THE CANARY:

You know what the city of Lompoc is good at? Kicking the car down the road. 

THE CANARY:

No, I don’t mean can. I mean car. As in motor vehicles that people park on the street and sleep in because they have nowhere else to go. 

The city has grappled with the issue of giving those cars a safe place to park since June of 2018, and it hasn’t accomplished much of anything—which could be the goal for some of the city’s elected officials.

“Let’s do nothing,” City Councilmember Jim Mosby seems to always say. “Let’s wait until an answer we want falls out of the sky and bops us on the head.”

Yes. Let’s wait. Maybe then, Chicken Little, you won’t have to do anything. 
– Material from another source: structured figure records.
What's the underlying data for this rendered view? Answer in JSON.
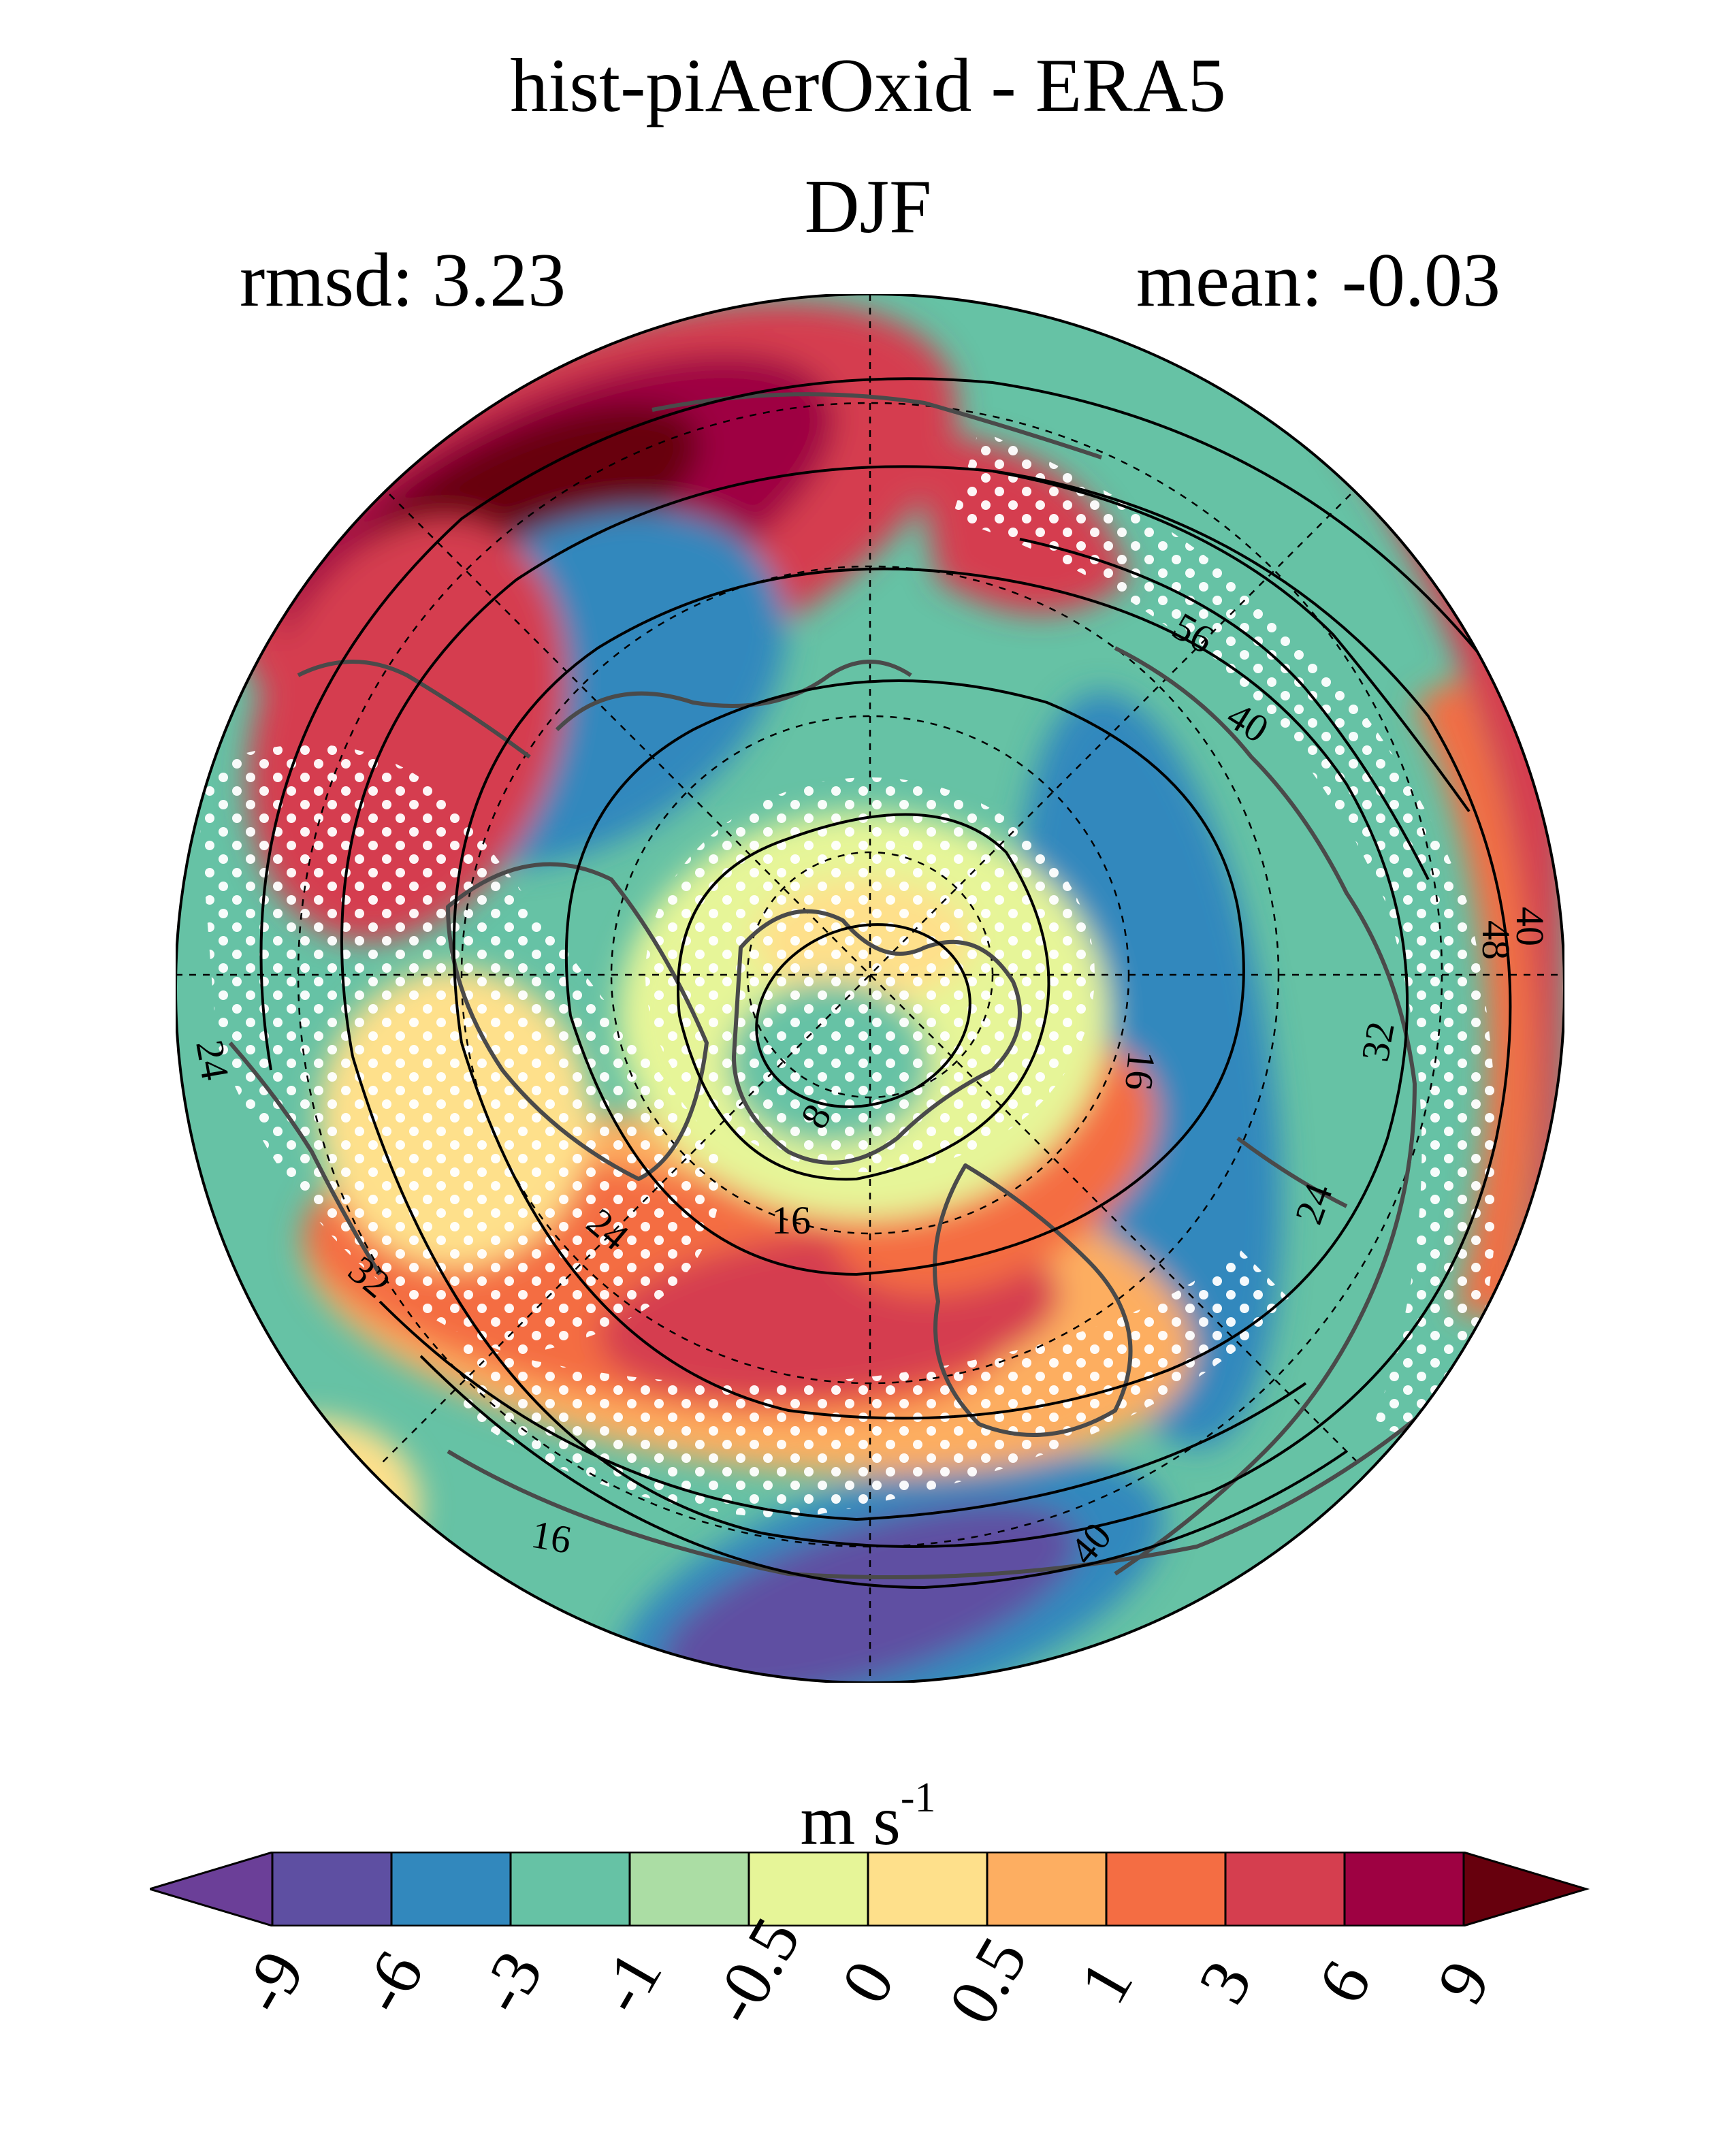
{
  "title": "hist-piAerOxid - ERA5",
  "subtitle": "DJF",
  "stats": {
    "rmsd": "rmsd: 3.23",
    "mean": "mean: -0.03"
  },
  "colorbar": {
    "units_base": "m s",
    "units_exp": "-1",
    "ticks": [
      "-9",
      "-6",
      "-3",
      "-1",
      "-0.5",
      "0",
      "0.5",
      "1",
      "3",
      "6",
      "9"
    ],
    "colors": [
      "#6b3f98",
      "#5e4fa2",
      "#3288bd",
      "#66c2a5",
      "#abdda4",
      "#e6f598",
      "#fee08b",
      "#fdae61",
      "#f46d43",
      "#d53e4f",
      "#9e0142",
      "#67000d"
    ]
  },
  "contour_labels": [
    "56",
    "40",
    "40",
    "48",
    "32",
    "24",
    "16",
    "8",
    "16",
    "24",
    "24",
    "32",
    "16",
    "40"
  ],
  "projection": "north-polar-stereographic",
  "stippling": "white dots"
}
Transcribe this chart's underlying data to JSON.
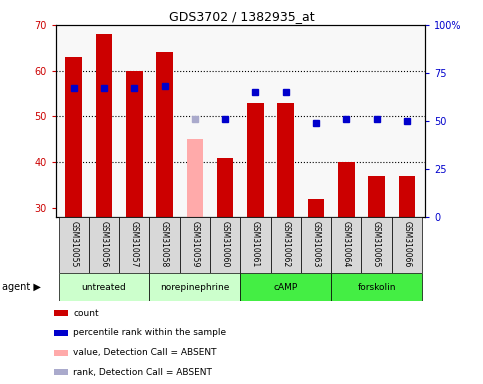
{
  "title": "GDS3702 / 1382935_at",
  "samples": [
    "GSM310055",
    "GSM310056",
    "GSM310057",
    "GSM310058",
    "GSM310059",
    "GSM310060",
    "GSM310061",
    "GSM310062",
    "GSM310063",
    "GSM310064",
    "GSM310065",
    "GSM310066"
  ],
  "counts": [
    63,
    68,
    60,
    64,
    45,
    41,
    53,
    53,
    32,
    40,
    37,
    37
  ],
  "count_absent": [
    false,
    false,
    false,
    false,
    true,
    false,
    false,
    false,
    false,
    false,
    false,
    false
  ],
  "ranks": [
    67,
    67,
    67,
    68,
    51,
    51,
    65,
    65,
    49,
    51,
    51,
    50
  ],
  "rank_absent": [
    false,
    false,
    false,
    false,
    true,
    false,
    false,
    false,
    false,
    false,
    false,
    false
  ],
  "ylim_left": [
    28,
    70
  ],
  "ylim_right": [
    0,
    100
  ],
  "yticks_left": [
    30,
    40,
    50,
    60,
    70
  ],
  "yticks_right": [
    0,
    25,
    50,
    75,
    100
  ],
  "ytick_labels_right": [
    "0",
    "25",
    "50",
    "75",
    "100%"
  ],
  "bar_color_present": "#cc0000",
  "bar_color_absent": "#ffaaaa",
  "rank_color_present": "#0000cc",
  "rank_color_absent": "#aaaacc",
  "background_color": "#ffffff",
  "plot_bg_color": "#f8f8f8",
  "sample_box_color": "#d8d8d8",
  "groups": [
    {
      "label": "untreated",
      "start": 0,
      "end": 2,
      "color": "#ccffcc"
    },
    {
      "label": "norepinephrine",
      "start": 3,
      "end": 5,
      "color": "#ccffcc"
    },
    {
      "label": "cAMP",
      "start": 6,
      "end": 8,
      "color": "#44ee44"
    },
    {
      "label": "forskolin",
      "start": 9,
      "end": 11,
      "color": "#44ee44"
    }
  ],
  "bar_width": 0.55,
  "legend_items": [
    {
      "label": "count",
      "color": "#cc0000"
    },
    {
      "label": "percentile rank within the sample",
      "color": "#0000cc"
    },
    {
      "label": "value, Detection Call = ABSENT",
      "color": "#ffaaaa"
    },
    {
      "label": "rank, Detection Call = ABSENT",
      "color": "#aaaacc"
    }
  ]
}
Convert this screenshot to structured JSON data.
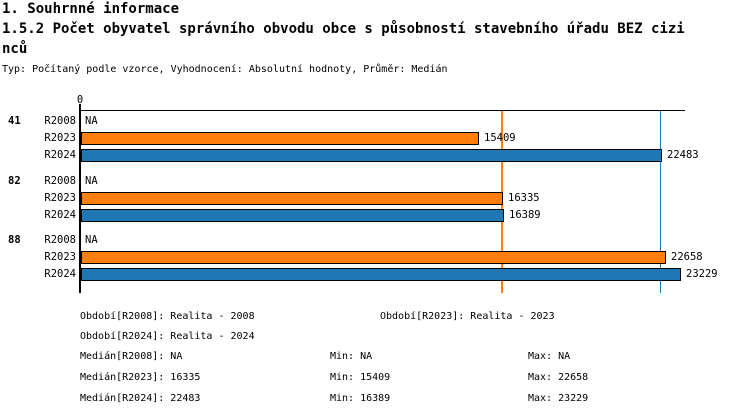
{
  "header": {
    "title": "1. Souhrnné informace",
    "subtitle": "1.5.2 Počet obyvatel správního obvodu obce s působností stavebního úřadu BEZ cizinců",
    "meta": "Typ: Počítaný podle vzorce, Vyhodnocení: Absolutní hodnoty, Průměr: Medián"
  },
  "chart_data": {
    "type": "bar",
    "orientation": "horizontal",
    "title": "1.5.2 Počet obyvatel správního obvodu obce s působností stavebního úřadu BEZ cizinců",
    "axis_zero_label": "0",
    "xlim": [
      0,
      23430
    ],
    "grid": false,
    "na_text": "NA",
    "series": [
      {
        "id": "R2008",
        "color": null
      },
      {
        "id": "R2023",
        "color": "#ff7f0e"
      },
      {
        "id": "R2024",
        "color": "#1f77b4"
      }
    ],
    "groups": [
      {
        "label": "41",
        "rows": [
          {
            "series": "R2008",
            "value": null,
            "value_label": "NA"
          },
          {
            "series": "R2023",
            "value": 15409,
            "value_label": "15409"
          },
          {
            "series": "R2024",
            "value": 22483,
            "value_label": "22483"
          }
        ]
      },
      {
        "label": "82",
        "rows": [
          {
            "series": "R2008",
            "value": null,
            "value_label": "NA"
          },
          {
            "series": "R2023",
            "value": 16335,
            "value_label": "16335"
          },
          {
            "series": "R2024",
            "value": 16389,
            "value_label": "16389"
          }
        ]
      },
      {
        "label": "88",
        "rows": [
          {
            "series": "R2008",
            "value": null,
            "value_label": "NA"
          },
          {
            "series": "R2023",
            "value": 22658,
            "value_label": "22658"
          },
          {
            "series": "R2024",
            "value": 23229,
            "value_label": "23229"
          }
        ]
      }
    ],
    "reference_lines": [
      {
        "name": "median-R2023",
        "value": 16335,
        "color": "#ff7f0e"
      },
      {
        "name": "median-R2024",
        "value": 22483,
        "color": "#1f77b4"
      }
    ]
  },
  "legend": {
    "period_rows": [
      [
        "Období[R2008]: Realita - 2008",
        "Období[R2023]: Realita - 2023"
      ],
      [
        "Období[R2024]: Realita - 2024"
      ]
    ],
    "stats_rows": [
      [
        "Medián[R2008]: NA",
        "Min: NA",
        "Max: NA"
      ],
      [
        "Medián[R2023]: 16335",
        "Min: 15409",
        "Max: 22658"
      ],
      [
        "Medián[R2024]: 22483",
        "Min: 16389",
        "Max: 23229"
      ]
    ]
  }
}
In March 2019, when the Lompoc City Council voted to ban parking on streets in an area of the city that’s become a de facto “unsafe” parking area for vehicle residents, Councilmember Victor Vega was concerned people would start parking in the Walmart shopping center, “because we don’t have a safe parking program.” 

Mosby said the ban was an initial attempt at addressing the larger issue.

“We plan on bringing forward a safe parking program and that this is a first step,” he said at the time. 

Naturally, the issue came up again (I, for one, am shocked! Shocked!). The safe parking program was on the Oct. 1 meeting agenda, and I stupidly got a little giddy thinking the council had the votes to buck the Triad majority that runs the city. Wrong! 

Vega and Mosby seem to be talking out of both sides of their mouths. Those two yay-hoos joined their third amigo in voting against the program. Hey, I can take solace in the fact that at least one amigo—Councilmember Dirk Starbuck—is honest about where he stands, even if it does make him sound like a heartless conservative. 

“We’re going to have caravans of these people showing up, looking for the benefit that we can provide the few that are here,” Starbuck said. 

“These people” in caravans, huh? This isn’t the border with Mexico, dude. It’s Lompoc, which is the “armpit” of the county, if you ask Congressman Salud Carbajal. It’s not really an “if you build it, they will come” situation. It’s more of a desperation situation, because housing is expensive and there’s a lack of it. 

Every municipality has homelessness. Every municipality has people living in their cars. Every municipality needs a safe parking area for those people to go because we haven’t done a good job of ensuring our population’s housing needs are being met. Every city in California is facing this issue. Not one is immune. Get on board, Lompoc!

Meanwhile, Mosby is asking the council to await a U.S. Supreme Court decision on a case that SCOTUS hasn’t even decided to take up yet. Lompoc and 30 other cities and counties in the state joined a brief that appeals a federal court ruling that said cities can’t prosecute people for sleeping outside on public property if there isn’t a viable alternative. 

Even if the Supreme Court does overturn the decision, some Lompoc residents still aren’t going to have a place to sleep, and cars will still be parked where people don’t want them.